The Gene Ontology (GO) is a major bioinformatics initiative to unify the representation of gene and gene product attributes across all species. [1] More specifically, the project aims to: 1) maintain and develop its controlled vocabulary of gene and gene product attributes; 2) annotate genes and gene products, and assimilate and disseminate annotation data; and 3) provide tools for easy access to all aspects of the data provided by the project, and to enable functional interpretation of experimental data using the GO, for example via enrichment analysis. [2] [3] GO is part of a larger classification effort, the Open Biomedical Ontologies, being one of the Initial Candidate Members of the OBO Foundry. [4]

Contents

Whereas gene nomenclature focuses on gene and gene products, the Gene Ontology focuses on the function of the genes and gene products. The GO also extends the effort by using a markup language to make the data (not only of the genes and their products but also of curated attributes) machine readable, and to do so in a way that is unified across all species (whereas gene nomenclature conventions vary by biological taxon).

History

The Gene Ontology was originally constructed in 1998 by a consortium of researchers studying the genomes of three model organisms: Drosophila melanogaster (fruit fly), Mus musculus (mouse), and Saccharomyces cerevisiae (brewer's or baker's yeast). [5] Many other Model Organism Databases have joined the Gene Ontology Consortium, contributing not only to annotation data, but also to the development of ontologies and tools to view and apply the data. Many major plant, animal, and microorganism databases make a contribution towards this project. [6] As of July 2019, the GO contains 44,945 terms; there are 6,408,283 annotations to 4,467 different biological organisms. [6] There is a significant body of literature on the development and use of the GO, and it has become a standard tool in the bioinformatics arsenal. Their objectives have three aspects: building gene ontology, assigning ontology to gene/gene products, and developing software and databases for the first two objects.

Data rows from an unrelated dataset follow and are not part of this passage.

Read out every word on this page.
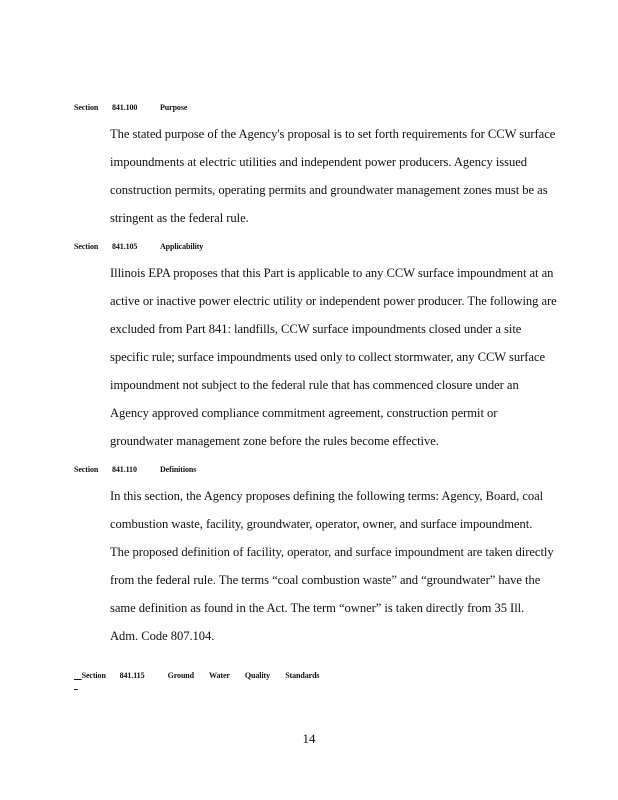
Section 841.100	Purpose
The stated purpose of the Agency's proposal is to set forth requirements for CCW surface
impoundments at electric utilities and independent power producers. Agency issued
construction permits, operating permits and groundwater management zones must be as
stringent as the federal rule.
Section 841.105	Applicability
Illinois EPA proposes that this Part is applicable to any CCW surface impoundment at an
active or inactive power electric utility or independent power producer. The following are
excluded from Part 841: landfills, CCW surface impoundments closed under a site
specific rule; surface impoundments used only to collect stormwater, any CCW surface
impoundment not subject to the federal rule that has commenced closure under an
Agency approved compliance commitment agreement, construction permit or
groundwater management zone before the rules become effective.
Section 841.110	Definitions
In this section, the Agency proposes defining the following terms: Agency, Board, coal
combustion waste, facility, groundwater, operator, owner, and surface impoundment.
The proposed definition of facility, operator, and surface impoundment are taken directly
from the federal rule. The terms “coal combustion waste” and “groundwater” have the
same definition as found in the Act. The term “owner” is taken directly from 35 Ill.
Adm. Code 807.104.

Section 841.115	Ground        Water        Quality        Standards

14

Several analyses of the Gene Ontology using formal, domain-independent properties of classes (the metaproperties) are also starting to appear. For instance, there is now an ontological analysis of biological ontologies. [7]

Terms and ontology

From a practical view, an ontology is a representation of something we know about. "Ontologies" consist of representations of things that are detectable or directly observable and the relationships between those things. There is no universal standard terminology in biology and related domains, and term usage may be specific to a species, research area, or even a particular research group. This makes communication and sharing of data more difficult. The Gene Ontology project provides an ontology of defined terms representing gene product properties. The ontology covers three domains:

Each GO term within the ontology has a term name, which may be a word or string of words; a unique alphanumeric identifier; a definition with cited sources; and an ontology indicating the domain to which it belongs. Terms may also have synonyms, which are classed as being exactly equivalent to the term name, broader, narrower, or related; references to equivalent concepts in other databases; and comments on term meaning or usage. The GO ontology is structured as a directed acyclic graph, and each term has defined relationships to one or more other terms in the same domain, and sometimes to other domains. The GO vocabulary is designed to be species-neutral and includes terms applicable to prokaryotes and eukaryotes, single and multicellular organisms.

GO is not static, and additions, corrections, and alterations are suggested by and solicited from members of the research and annotation communities, as well as by those directly involved in the GO project. [8] For example, an annotator may request a specific term to represent a metabolic pathway, or a section of the ontology may be revised with the help of community experts (e.g. [9] ). Suggested edits are reviewed by the ontology editors, and implemented where appropriate.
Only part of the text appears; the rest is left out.